When should weak types be discouraged? Are weak types discouraged in
big projects? If the left side is strongly typed like the following
would that be an exception to the rule?
int i = 5 string sz = i sz = sz + "1" i = sz
Does any languages support similar syntax to the above? Tell me more
about pros and cons to weak types and situations related.
"
Perhaps you could program your own library to do that.
In C++ you can use something called an "operator overload", which means that you can declare a variable of one type to be initialized as a variable of another type. That is what makes the statement:
[std::string str = "Hello World";][1]
specifically you would define a function (where the variable's type is T and B is the type you want to set it as)
work, even though any text between quotes is interpreted as an array of chars.
T& T::operator= ( const B s );
Please note that this is a class's member function
Also note that you will probably want to have some sort of function that reverses this manipulation if you want to use it liberally - something like
B& T::operator= ( const T s);
C++ is powerful enough to allow you to make an object generally weakly typed, but if you want to treat it purely weakly typed, you will want to make just a single variable type that can be used as any primitive, and use only functions that take a pointer to void.
Believe me, it is a lot easier to use strongly typed programming when it is available.
I personally prefer strongly typed, because I don't need to worry about the errors that come when I don't know what a variable is meant to do. For example, if I wanted to write a function to talk to a person - and that function used the person's height, weight, name, number of children, etc. - but you gave me a color, I would get an error because you can't really determine most of these things for a color using an algorithm that is very simple.
As far as the pros of weakly typed, you might want to get used to loosely typed programming if you are programming something to be run within a program(i.e. a web browser or a UNIX shell). JavaScript and Shell Script are weakly typed.

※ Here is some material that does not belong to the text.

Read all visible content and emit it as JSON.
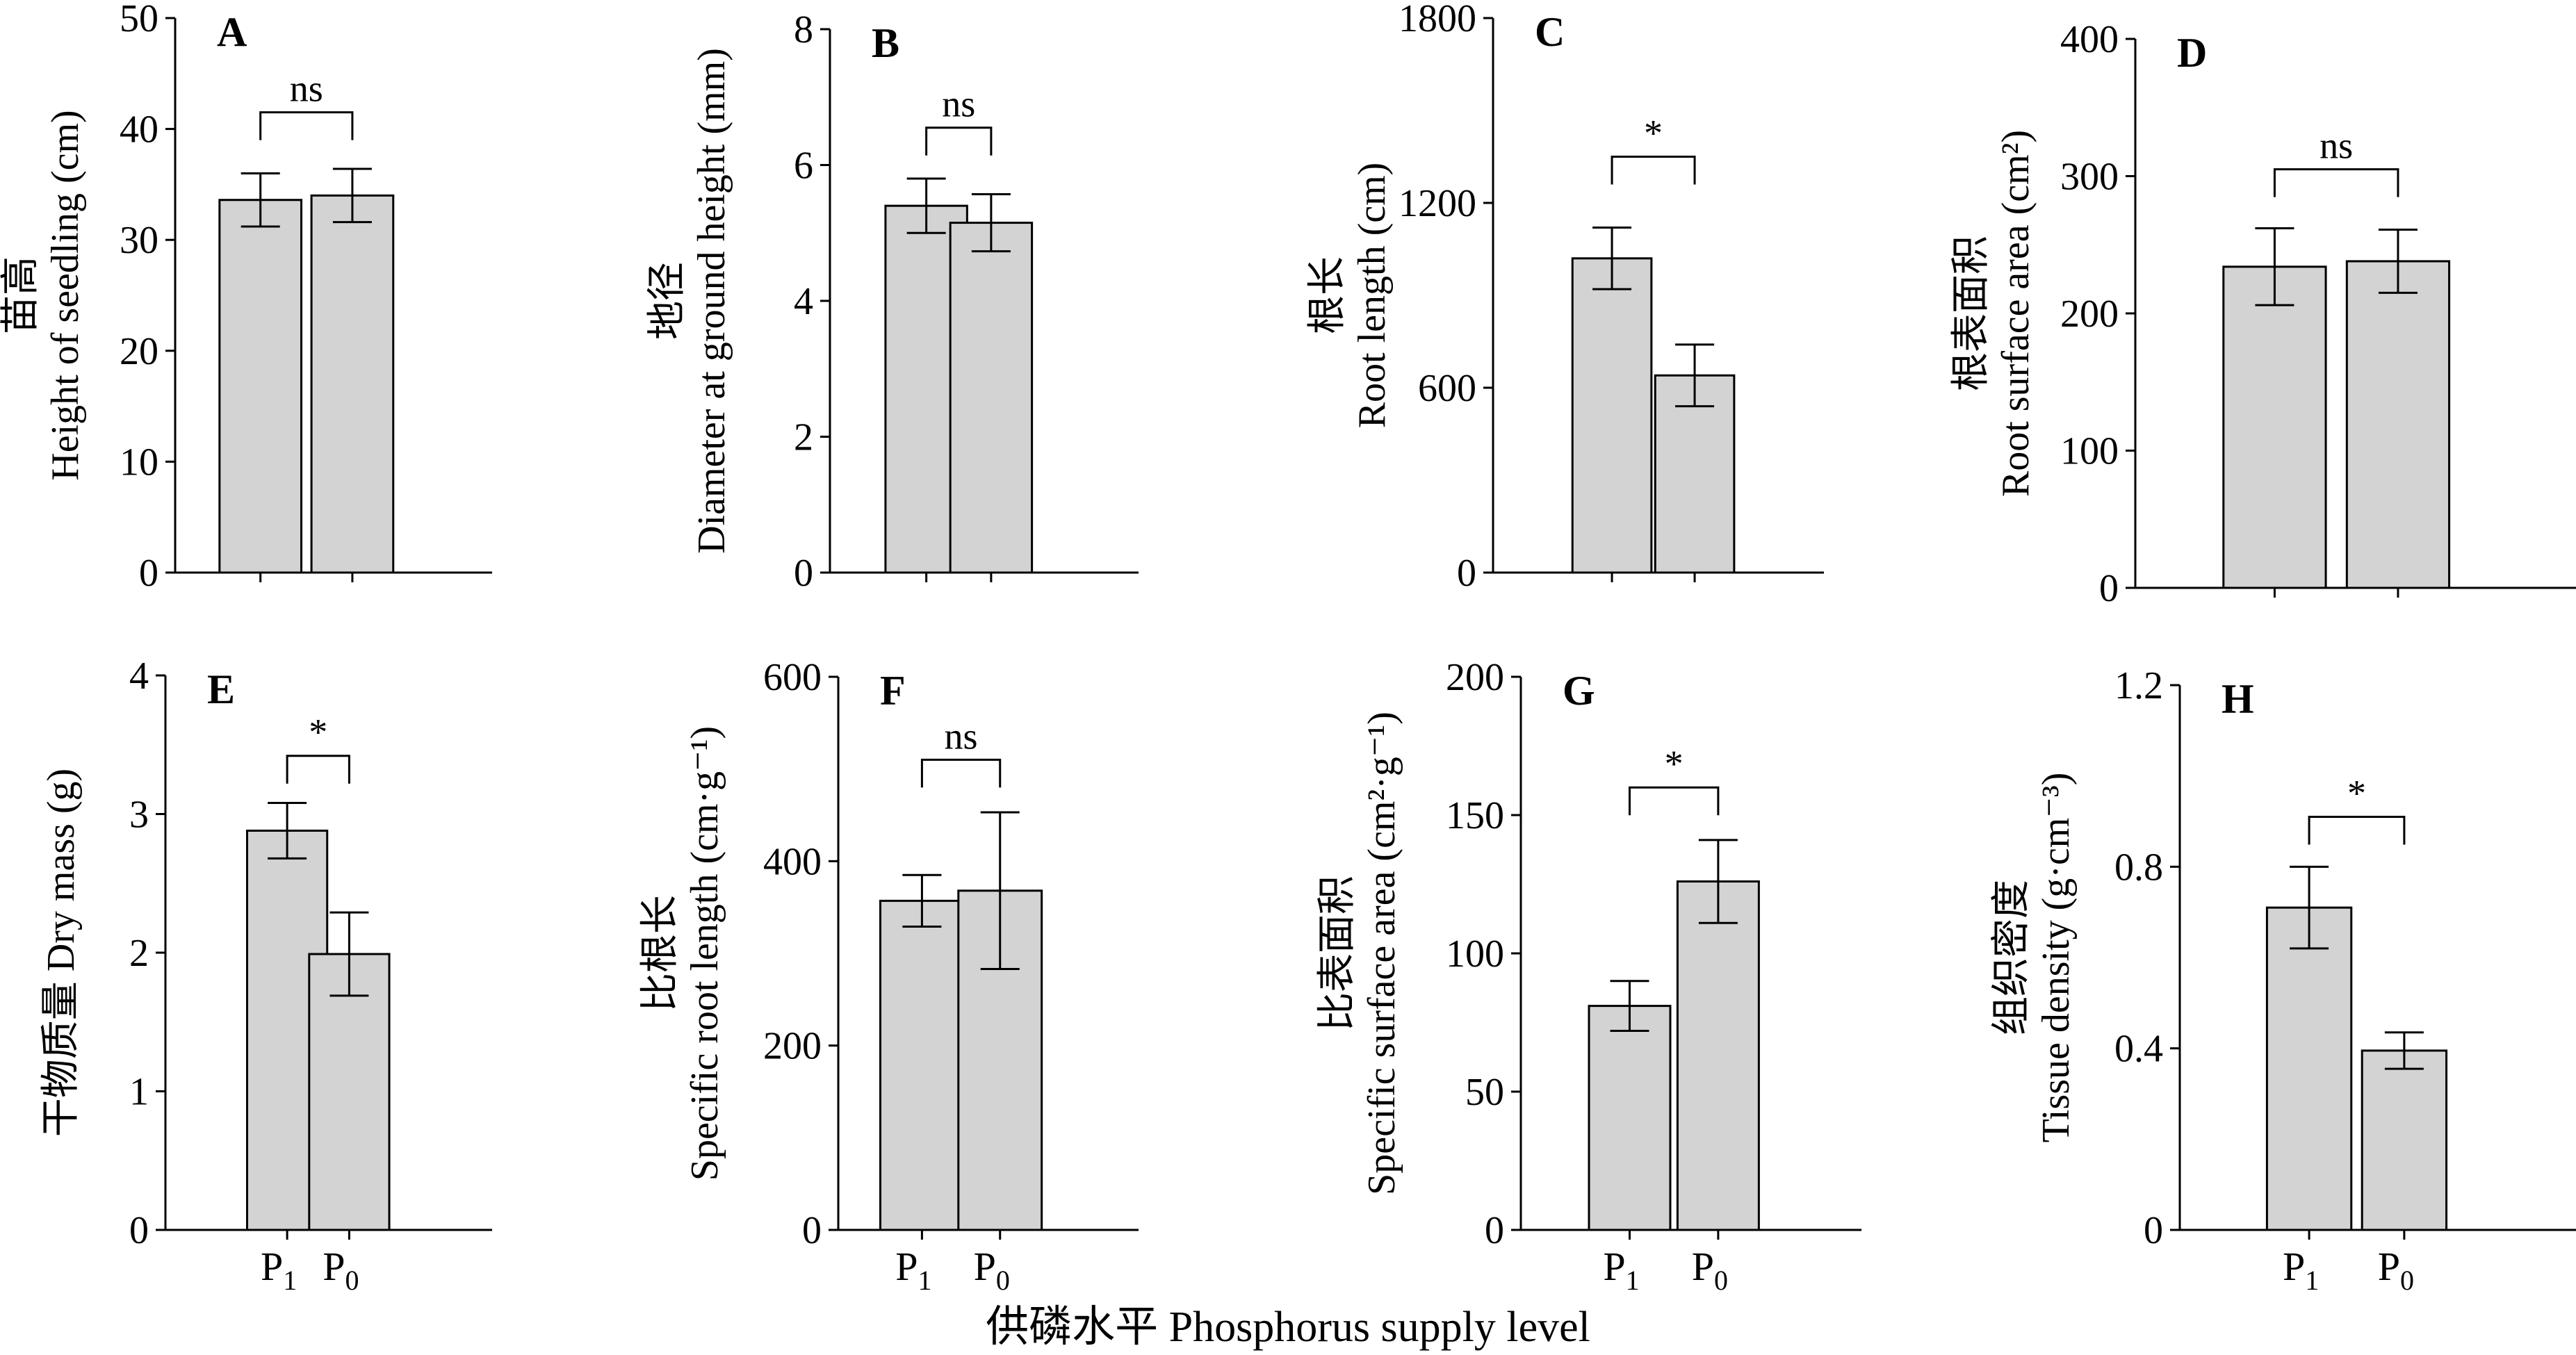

I would suggest that a programming language like assembly language is one of the only harware-level weakly typed languages, but the flavor of Assembly language I've seen attaches a type to each variable depending on the allocated size, i.e. word, dword, qword.

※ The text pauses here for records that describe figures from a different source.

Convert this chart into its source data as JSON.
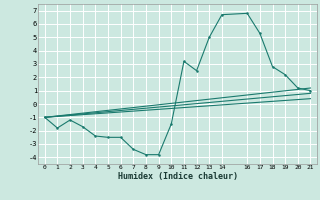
{
  "title": "",
  "xlabel": "Humidex (Indice chaleur)",
  "ylabel": "",
  "background_color": "#cce8e0",
  "line_color": "#1a7a6e",
  "grid_color": "#ffffff",
  "xlim": [
    -0.5,
    21.5
  ],
  "ylim": [
    -4.5,
    7.5
  ],
  "xticks": [
    0,
    1,
    2,
    3,
    4,
    5,
    6,
    7,
    8,
    9,
    10,
    11,
    12,
    13,
    14,
    16,
    17,
    18,
    19,
    20,
    21
  ],
  "yticks": [
    -4,
    -3,
    -2,
    -1,
    0,
    1,
    2,
    3,
    4,
    5,
    6,
    7
  ],
  "series": [
    {
      "x": [
        0,
        1,
        2,
        3,
        4,
        5,
        6,
        7,
        8,
        9,
        10,
        11,
        12,
        13,
        14,
        16,
        17,
        18,
        19,
        20,
        21
      ],
      "y": [
        -1,
        -1.8,
        -1.2,
        -1.7,
        -2.4,
        -2.5,
        -2.5,
        -3.4,
        -3.8,
        -3.8,
        -1.5,
        3.2,
        2.5,
        5.0,
        6.7,
        6.8,
        5.3,
        2.8,
        2.2,
        1.2,
        1.0
      ]
    },
    {
      "x": [
        0,
        21
      ],
      "y": [
        -1.0,
        1.2
      ]
    },
    {
      "x": [
        0,
        21
      ],
      "y": [
        -1.0,
        0.8
      ]
    },
    {
      "x": [
        0,
        21
      ],
      "y": [
        -1.0,
        0.4
      ]
    }
  ]
}
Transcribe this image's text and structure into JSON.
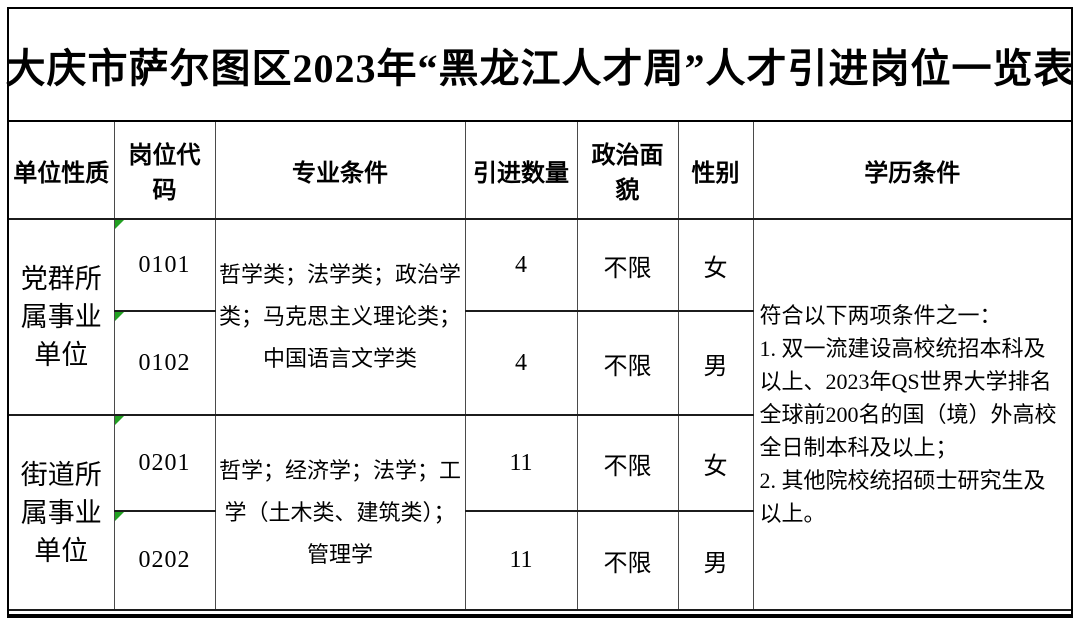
{
  "title": "大庆市萨尔图区2023年“黑龙江人才周”人才引进岗位一览表",
  "table": {
    "headers": [
      "单位性质",
      "岗位代码",
      "专业条件",
      "引进数量",
      "政治面貌",
      "性别",
      "学历条件"
    ],
    "groups": [
      {
        "unit_type": "党群所属事业单位",
        "major_requirement": "哲学类；法学类；政治学类；马克思主义理论类；中国语言文学类",
        "rows": [
          {
            "code": "0101",
            "count": "4",
            "political": "不限",
            "gender": "女"
          },
          {
            "code": "0102",
            "count": "4",
            "political": "不限",
            "gender": "男"
          }
        ]
      },
      {
        "unit_type": "街道所属事业单位",
        "major_requirement": "哲学；经济学；法学；工学（土木类、建筑类）；管理学",
        "rows": [
          {
            "code": "0201",
            "count": "11",
            "political": "不限",
            "gender": "女"
          },
          {
            "code": "0202",
            "count": "11",
            "political": "不限",
            "gender": "男"
          }
        ]
      }
    ],
    "education_requirement": {
      "intro": "符合以下两项条件之一：",
      "item1": "1. 双一流建设高校统招本科及以上、2023年QS世界大学排名全球前200名的国（境）外高校全日制本科及以上；",
      "item2": "2. 其他院校统招硕士研究生及以上。"
    }
  },
  "colors": {
    "frame_border": "#000000",
    "cell_border": "#4a4a4a",
    "marker_green": "#22a022",
    "text": "#000000",
    "background": "#ffffff"
  }
}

I hope I gave you a good explanation and did not put any words in your mouth.
Weak types are by their very nature less robust than strong types, because you don't tell the machine exactly what to do - instead the machine has to figure out what you meant. This often works quite adequately, but in general it is not clear what the result should be. What is, for example, a string multiplied by float?

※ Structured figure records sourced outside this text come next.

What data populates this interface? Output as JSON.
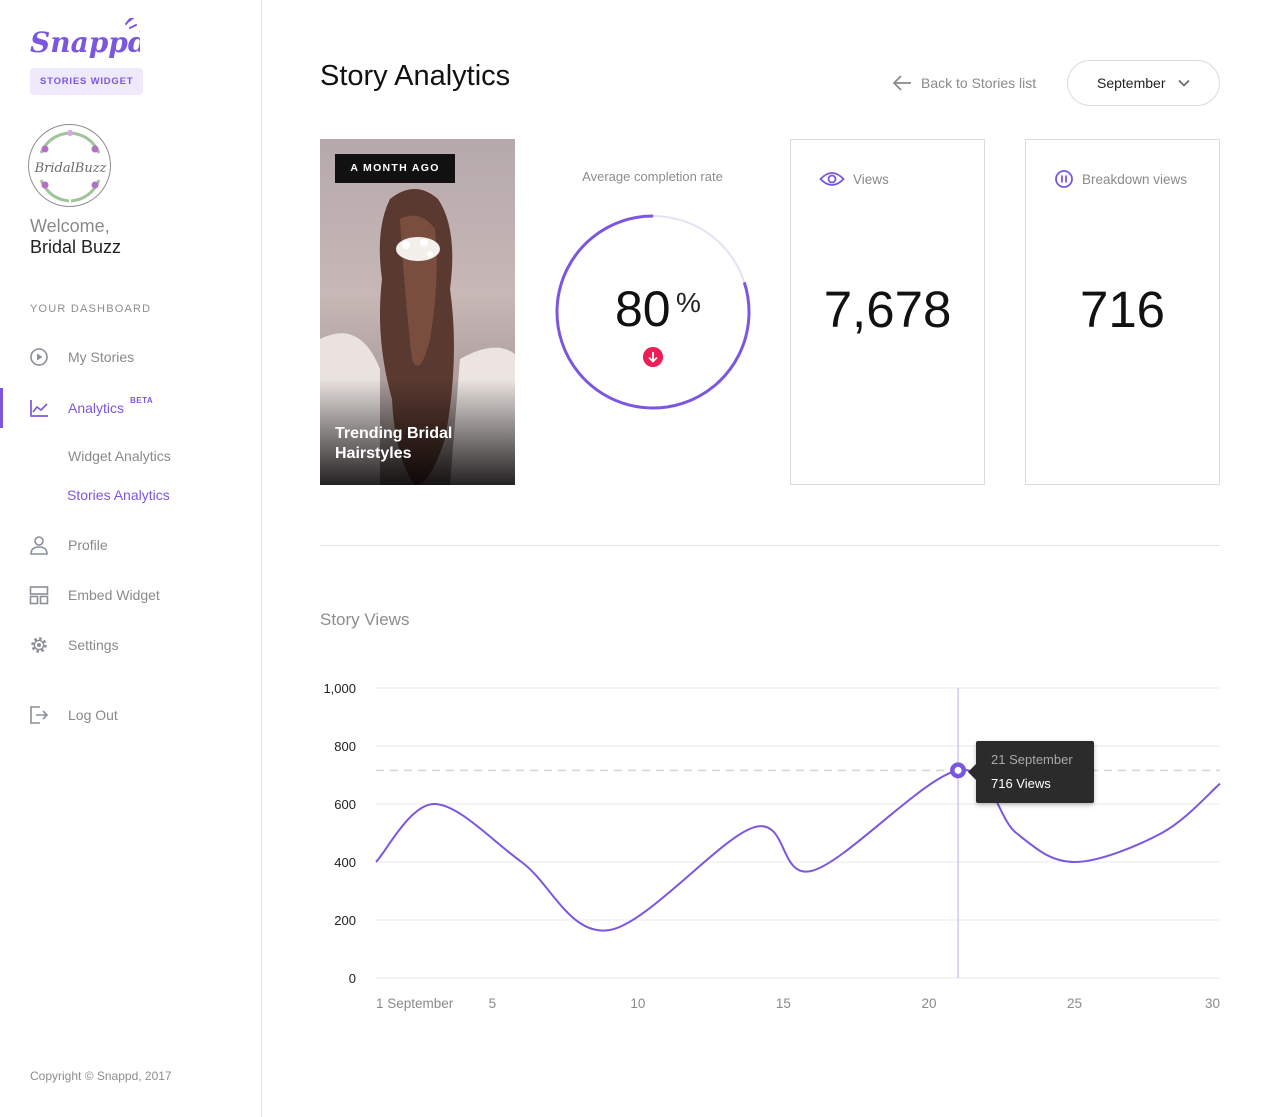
{
  "brand": {
    "logo_text": "Snappd",
    "badge": "STORIES WIDGET",
    "accent": "#7b57e0"
  },
  "user": {
    "avatar_text": "BridalBuzz",
    "welcome": "Welcome,",
    "name": "Bridal Buzz"
  },
  "sidebar": {
    "section_label": "YOUR DASHBOARD",
    "items": [
      {
        "label": "My Stories",
        "icon": "play-circle-icon"
      },
      {
        "label": "Analytics",
        "badge": "BETA",
        "icon": "line-chart-icon",
        "active": true
      },
      {
        "label": "Profile",
        "icon": "user-icon"
      },
      {
        "label": "Embed Widget",
        "icon": "layout-icon"
      },
      {
        "label": "Settings",
        "icon": "gear-icon"
      },
      {
        "label": "Log Out",
        "icon": "logout-icon"
      }
    ],
    "sub_items": [
      {
        "label": "Widget Analytics"
      },
      {
        "label": "Stories Analytics",
        "active": true
      }
    ],
    "copyright": "Copyright © Snappd, 2017"
  },
  "header": {
    "title": "Story Analytics",
    "back_label": "Back to Stories list",
    "month": "September"
  },
  "story": {
    "tag": "A MONTH AGO",
    "title": "Trending Bridal Hairstyles"
  },
  "completion": {
    "label": "Average completion rate",
    "value": "80",
    "unit": "%",
    "fraction": 0.8,
    "trend": "down",
    "trend_color": "#ef1d55"
  },
  "stats": {
    "views": {
      "label": "Views",
      "value": "7,678"
    },
    "breakdown": {
      "label": "Breakdown views",
      "value": "716"
    }
  },
  "chart_section": {
    "title": "Story Views",
    "tooltip_date": "21 September",
    "tooltip_value": "716 Views"
  },
  "chart_data": {
    "type": "line",
    "x": [
      1,
      3,
      6,
      9,
      14,
      16,
      21,
      23,
      25,
      28,
      30
    ],
    "y": [
      400,
      600,
      400,
      165,
      520,
      370,
      716,
      500,
      400,
      500,
      670
    ],
    "ylim": [
      0,
      1000
    ],
    "yticks": [
      0,
      200,
      400,
      600,
      800,
      1000
    ],
    "ytick_labels": [
      "0",
      "200",
      "400",
      "600",
      "800",
      "1,000"
    ],
    "xticks": [
      1,
      5,
      10,
      15,
      20,
      25,
      30
    ],
    "xtick_labels": [
      "1 September",
      "5",
      "10",
      "15",
      "20",
      "25",
      "30"
    ],
    "xlim": [
      1,
      30
    ],
    "highlight": {
      "x": 21,
      "y": 716
    },
    "reference_y": 716,
    "grid": true,
    "line_color": "#7b57e0"
  }
}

Does any languages support similar syntax to the above?
Perl allows you to treat some numbers and strings interchangeably. For example, "5" + "1" will give you 6. The problem with this sort of thing in general is that it can be hard to avoid ambiguity: should "5" + 1 be "51" or "6"? Perl gets around this by having a separate operator for string concatenation, and reserving + for numeric addition.
Other languages would have to sort out whether you mean to do a concatenation or an addition, and (if relevant) what type or representation the result will be.
I did ASP/VBScript coding and work with legacy code without "option strict" which allows weak typing.
It was a hell in many times, especially in the hands of less experienced programmers. We got all stupid errors takes ages to diagnose.
One of the stupid examples was like this:
'Config
Dim pass
pass = "asdasd"
If NOT pass = Request("p") Then
Response.Write "login failed"
REsponse.End()
End If
So far so good but if the user changes pass to an integer password, guess what it won't work anymore because int pass != string pass (from querystring). I thought it supposed to work but it didn't I can't remember the exact piece of code.
I hate weak typing, instead of stupid debugging session I can spend extra seconds for typing exact type of a variable.
Simply put, in my experience especially in the big projects and especially with unexperienced developers it's just trouble.